Home Marissa Mayer’s New Plan For Yahoo Looks A Lot Like Her Old Plan For Yahoo

Marissa Mayer’s New Plan For Yahoo Looks A Lot Like Her Old Plan For Yahoo

Yahoo CEO Marissa Mayer has spent close to two and a half years at the helm without articulating any particularly clear strategy for revitalizing the hodgepodge of a Web company. Now, pressured by activist shareholders who want her to cut costs and send its Alibaba-IPO windfall back to investors, Mayer has basically announced that she plans to … do more of what she’s been doing.

During the company’s quarterly earnings call on Tuesday, Mayer defended her strategy of acquiring startups—the majority of whose apps and services almost immediately vanished without a trace. Since Mayer took the helm in 2012, Yahoo has spent $1.6 billion on acquisitions. Most of that went to snap up social blogging platform Tumblr ($1.1 billion) and mobile analytics company Flurry (presumably somewhere around $300 million).

See also: Yahoo: Destroyer Of Startups

Mayer said her acquisitions have brought in talent, building-block technologies or “strategic” companies that complement or expand Yahoo’s other businesses. Tumblr and Flurry stand out as strategic plays in this scheme. She noted, for instance, that Yahoo and Tumblr now attract a billion “monthly average users,” meaning people who visit the sites at least once a month.

The Yahoo chief added said the infusion of startup employees has bolstered the teams working on Yahoo’s mobile products, while other purchases have brought in key technologies for one of the company’s four “pillars”—search, communications, digital magazines and video.

In recent months, Yahoo has been on a buying spree to bolster its mobile and advertising business; it’s picked up six related startups since March, plus two others in photo and document management. Yahoo competes with Google and Facebook in ads, two companies with growing dominance in online and mobile advertising.

Connecting The Dots

A chart to ease investor concerns over Mayer’s purchasing strategy.

Mayer was quick to draw a connection between her investments and Yahoo’s unexpectedly strong third-quarter financial results. Mobile revenue more than doubled year-over-year, she said. Native advertising was strong, accounting for $65 million in revenue for the company this quarter. 

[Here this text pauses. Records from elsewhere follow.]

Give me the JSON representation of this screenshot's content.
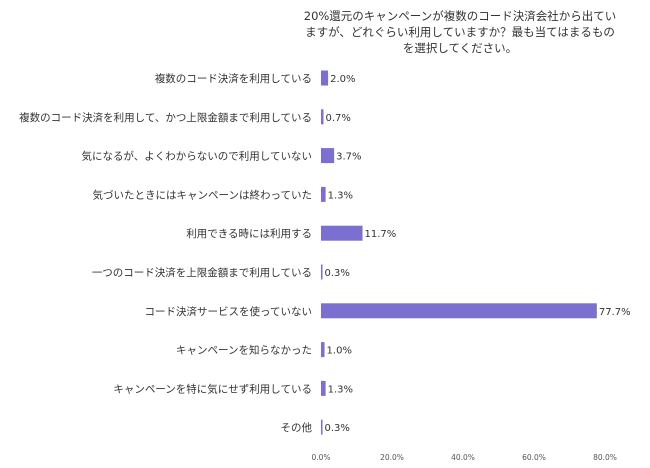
{
  "chart_data": {
    "type": "bar",
    "orientation": "horizontal",
    "title": "20%還元のキャンペーンが複数のコード決済会社から出ていますが、どれぐらい利用していますか？最も当てはまるものを選択してください。",
    "categories": [
      "複数のコード決済を利用している",
      "複数のコード決済を利用して、かつ上限金額まで利用している",
      "気になるが、よくわからないので利用していない",
      "気づいたときにはキャンペーンは終わっていた",
      "利用できる時には利用する",
      "一つのコード決済を上限金額まで利用している",
      "コード決済サービスを使っていない",
      "キャンペーンを知らなかった",
      "キャンペーンを特に気にせず利用している",
      "その他"
    ],
    "values": [
      2.0,
      0.7,
      3.7,
      1.3,
      11.7,
      0.3,
      77.7,
      1.0,
      1.3,
      0.3
    ],
    "value_labels": [
      "2.0%",
      "0.7%",
      "3.7%",
      "1.3%",
      "11.7%",
      "0.3%",
      "77.7%",
      "1.0%",
      "1.3%",
      "0.3%"
    ],
    "xlim": [
      0,
      80
    ],
    "xticks": [
      0,
      20,
      40,
      60,
      80
    ],
    "xtick_labels": [
      "0.0%",
      "20.0%",
      "40.0%",
      "60.0%",
      "80.0%"
    ],
    "grid": false,
    "bar_color": "#7b6fcf"
  }
}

“We achieved this revenue growth through strong growth in our new areas of investment—mobile, social, native and video—despite industry headwinds in some of our large, legacy businesses,” Mayer said in a statement to investors.  

Mayer also touched on cost-cutting strategies including closing eight offices, letting go of 2,000 poor-performing employees, and sunsetting more than 65 products.

Wolves At The Door

Mayer’s defensive plans are partly in response to activist investor Starboard LP, which recently sent a letter to Yahoo encouraging it to merge with similarly struggling Internet giant AOL. Yahoo and Mayer are facing pressure to turn the company around as questions about her leadership grow.

“We all came here to return in iconic company to greatness,” Mayer said on the call. “We’ve come really far, very fast.”